Objectives Myocardial perfusion imaging (MPI) is usually performed using single-photon radiopharmaceuticals like ^99mTc-MIBI, ^99mTc-tetrofosmin and ²⁰¹Tl-chloride. Unlike SPECT, PET imaging offers several advantages in MPI. The currently used PET tracers for MPI studies (¹³NH₃, ⁸²Rb and ¹⁵O-water) have limitations. Rhodamine dyes are known to accumulate in the heart; thus several ¹⁸F-labeled rhodamine B were reported recently as potential MPI agents. Due to the clinical importance of [¹⁸F]-FDG and its availability we here report the synthesis and preclinical evaluation of new [¹⁸F]-FDG-rhodamine

Methods [¹⁸F]-FDG (300 MBq) was reacted with oxime-rhodamine conjugate in 1%HoAc/EtOH at 60^oC for 10 min.

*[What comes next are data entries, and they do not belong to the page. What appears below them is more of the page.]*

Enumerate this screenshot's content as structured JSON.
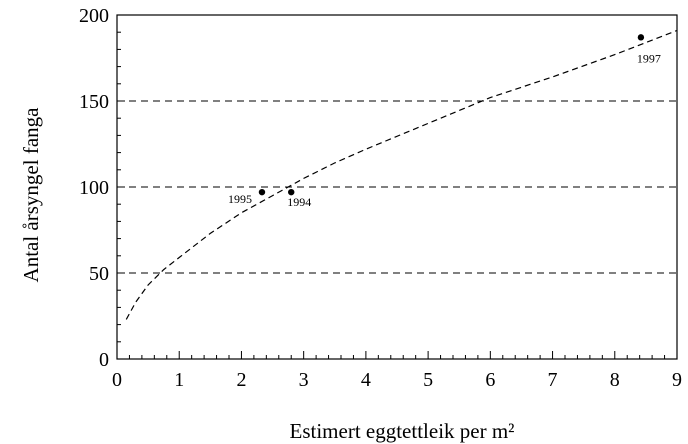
{
  "chart_data": {
    "type": "scatter",
    "xlabel": "Estimert eggtettleik per m²",
    "ylabel": "Antal årsyngel fanga",
    "xlim": [
      0,
      9
    ],
    "ylim": [
      0,
      200
    ],
    "x_ticks": [
      0,
      1,
      2,
      3,
      4,
      5,
      6,
      7,
      8,
      9
    ],
    "y_ticks": [
      0,
      50,
      100,
      150,
      200
    ],
    "x_minor_step": 0.2,
    "y_minor_step": 10,
    "gridlines_y": [
      50,
      100,
      150
    ],
    "grid_style": "dashed horizontal",
    "points": [
      {
        "x": 2.33,
        "y": 97,
        "label": "1995",
        "label_side": "left-below"
      },
      {
        "x": 2.8,
        "y": 97,
        "label": "1994",
        "label_side": "right-below"
      },
      {
        "x": 8.42,
        "y": 187,
        "label": "1997",
        "label_side": "below"
      }
    ],
    "trend_curve": {
      "style": "dashed",
      "x": [
        0.15,
        0.3,
        0.5,
        0.75,
        1,
        1.5,
        2,
        2.5,
        3,
        3.5,
        4,
        5,
        6,
        7,
        8,
        9
      ],
      "y": [
        23,
        33,
        43,
        52,
        59,
        73,
        85,
        95,
        105,
        114,
        122,
        137,
        152,
        164,
        177,
        191
      ]
    }
  }
}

Work up of this reaction gave [¹⁸F]-FDG-rhodamine conjugate in quantitative radiochemical yield and purity as assessed by TLC/HPLC in less than 20 min. [¹⁸F]-FDG-rhodamine conjugate was incubated with human plasma in duplicate at 37^oC for 2 h and supernatant layers were analyzed by HPLC. Rats were injected via the lateral tail vein with the radiotracer. Animals were sacrificed after 60 min and tissues of interest were dissected, weighed and assayed for radioactivity

Results The synthetic approaches hold considerable promise as rapid and simple method for radiolabeling of rhodamine with [¹⁸F]-FDG in high radiochemical yield and in short time. The stability studies of [¹⁸F]-FDG-rhodamine plasma revealed that this radioconjugate remained stable. In vivo biological studies in rats at 60 min p.i., demonstrated fast and efficient clearance of [¹⁸F]-FDG-rhodamine from the blood and most of the organs and tissues. The target organ heart showed highest uptake (11.24±1.97%) of the %ID/g. This result demonstrates that [¹⁸F]-FDG-rhodamine may be useful PET for MPI.

Conclusions [¹⁸F]-FDG-rhodamine was prepared in quantitative radiochemical yields and purities in less than 20 min. Biodistribution in rats showed high myocardial uptake and favorable pharmacokinetics. These results demonstrate that this radioconjugate may be useful for MPI studies using PET.